Danışmanlık ve Geri Bildirim
Yakın geçmişte yayımladığım Danışmanlık #.0 ve Danışmanlıkta Dönüşüm Sancıları yazılarında, değişim ve/veya dönüşüm önerilerinde bulunan danışmanlık şirketlerine ayna tutmaya çalıştım. Danışman ve çoban veya danışman kedi fıkralarının doğmasına neden olan danışmanlık yöntemlerinin eskidiğini anlatmak istedim.
Bilginin serbest dolaşımda olduğu bugünlerde, danışmanın temel faydası bilgiyi değil yöntemi öğretmek oluyor. Bizzat uygulama deneyimine sahip olmayanlar bocalıyor. Onların bocalaması, tüm danışmanlık sistemine zarar veriyor. Özellikle, temel uğraşılarına odaklanan ve diğer konuları dış kaynak kullanarak çözmeye çalışan kurumlara hizmet verenler, eski danışman algısından zarar görüyor.
😉
Sadece danışmanları suçlamak doğru değil. Danışmandan ne istemesi gerektiğini bilmeyen yöneticiler de var. Kendisinin ne kadar doğru düşündüğünü önaylaması için danışman tutan mı ararsınız, “sizi ne kadar iyi iş ürettiğimizi diğer iş birimlerine anlatmanız için tuttuk” diyen mi?
Elbette yazdıklarım tüm danışmanlık sistemini kapsamıyor. Kendisini bu kısır döngüden kurtarmak isteyen bir danışmanlık kurumuyla, müşteri geri bildirimi almak konusunda sohbet etmiştim. Bu sohbette konuştuklarımızı yazıya döktüm. Hem danışmanlık kurumlarına, hem de müşterilerine yararlı olmasını umarak paylaşıyorum. [Değiştirme ve düzeltme önermek serbesttir. Böylece, en iyiye hep birlikte yaklaşabiliriz.]
😉
Danışmanlık süreci genelde 3 ana aşamadan oluşuyor:
- Satış
- Proje
- Proje Sonrası
Bu aşamaları sırayla inceleyelim:
SATIŞ
Satışlar genelde, 2 şekilde gerçekleşiyor:
a) Yeni müşteri: Çoğunlukla müşteri adayından talep gelir. Danışmanlar hazırlık yapar. Müşteriye sorulacaklar belirlenir. Birkaç toplantı ve biraz yazışma sonrasında, teklif ve bütçesi sunulur.
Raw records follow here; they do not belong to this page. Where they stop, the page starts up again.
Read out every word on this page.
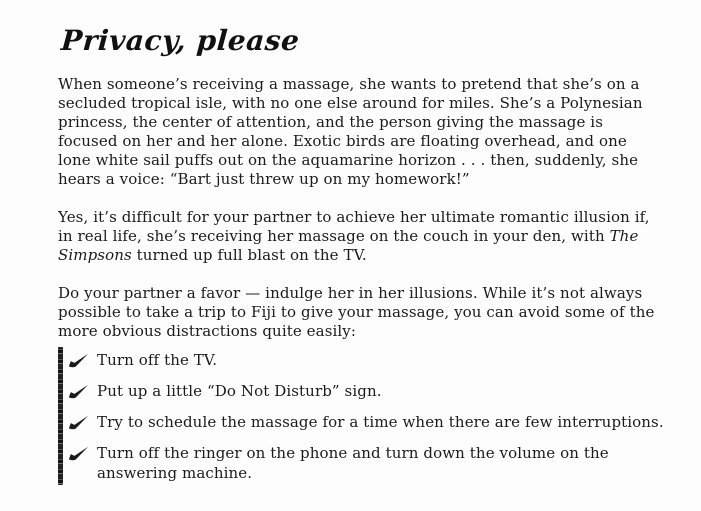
Privacy, please
When someone’s receiving a massage, she wants to pretend that she’s on a
secluded tropical isle, with no one else around for miles. She’s a Polynesian
princess, the center of attention, and the person giving the massage is
focused on her and her alone. Exotic birds are floating overhead, and one
lone white sail puffs out on the aquamarine horizon . . . then, suddenly, she
hears a voice: “Bart just threw up on my homework!”
Yes, it’s difficult for your partner to achieve her ultimate romantic illusion if,
in real life, she’s receiving her massage on the couch in your den, with The
Simpsons turned up full blast on the TV.
Do your partner a favor — indulge her in her illusions. While it’s not always
possible to take a trip to Fiji to give your massage, you can avoid some of the
more obvious distractions quite easily:
Turn off the TV.
Put up a little “Do Not Disturb” sign.
Try to schedule the massage for a time when there are few interruptions.
Turn off the ringer on the phone and turn down the volume on the
answering machine.
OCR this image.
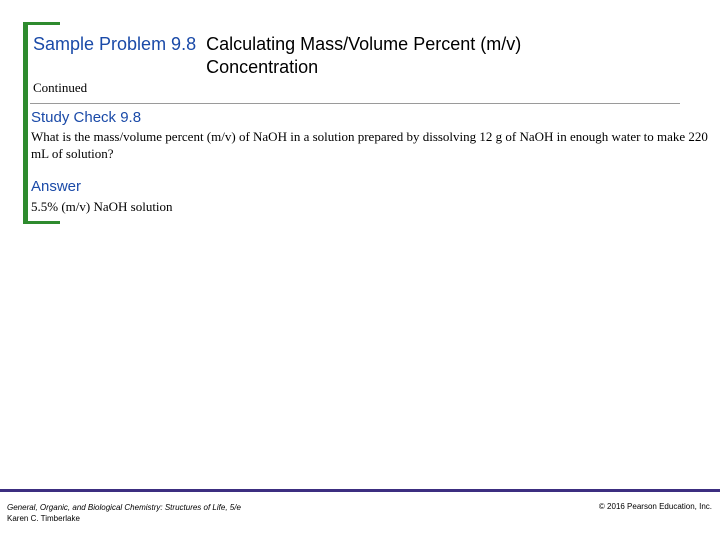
Sample Problem 9.8 Calculating Mass/Volume Percent (m/v) Concentration
Continued
Study Check 9.8
What is the mass/volume percent (m/v) of NaOH in a solution prepared by dissolving 12 g of NaOH in enough water to make 220 mL of solution?
Answer
5.5% (m/v) NaOH solution
General, Organic, and Biological Chemistry: Structures of Life, 5/e
Karen C. Timberlake
© 2016 Pearson Education, Inc.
b) Mevcut müşteri: Danışmanlar, eski müşterilerini ziyaret eder ve “Size şöyle bir proje yapalım. Şunlara yarar. Maliyetleri azaltır ve gelirleri arttırır; bilançoya faydası şudur” diyerek ikna eder ve proje kararı verilmesini sağlar.
Bu aşamada nasıl geri bildirim alınabilir:
- Sürecin başında, ilk toplantıda müşteriye tüm süreç anlatılır ve aksayan her noktada geri bildirimi özendiren bir ortam sağlanır.
- Ortada bir Teklif Talebi (Request for Proposal – RfP) varsa, bu talebi hazırlayanların beklentilerinin ne kadar karşılandığı (yöntem ve bütçeyi içeren son teklifin sunulmasından önce) her toplantı sonrasında ölçülür.
- Eğer müşteriye uygun olduğu düşünülerek sıfırdan proje geliştirilmişse, projenin yaratacağı etki ve katma değerin şirketin gündemi, stratejisi, ihtiyaçları vs ile ilgili uyumu sorgulanır.
Böylece “İstemiyoruz. Gündemimize uygun değil” yanıtını bu aşamanın son adımında duymak zorunda kalınmaz. Müşterinin hedefleri ve stratejisi öğrenilir, uygun ürün ve projeler geliştirilir.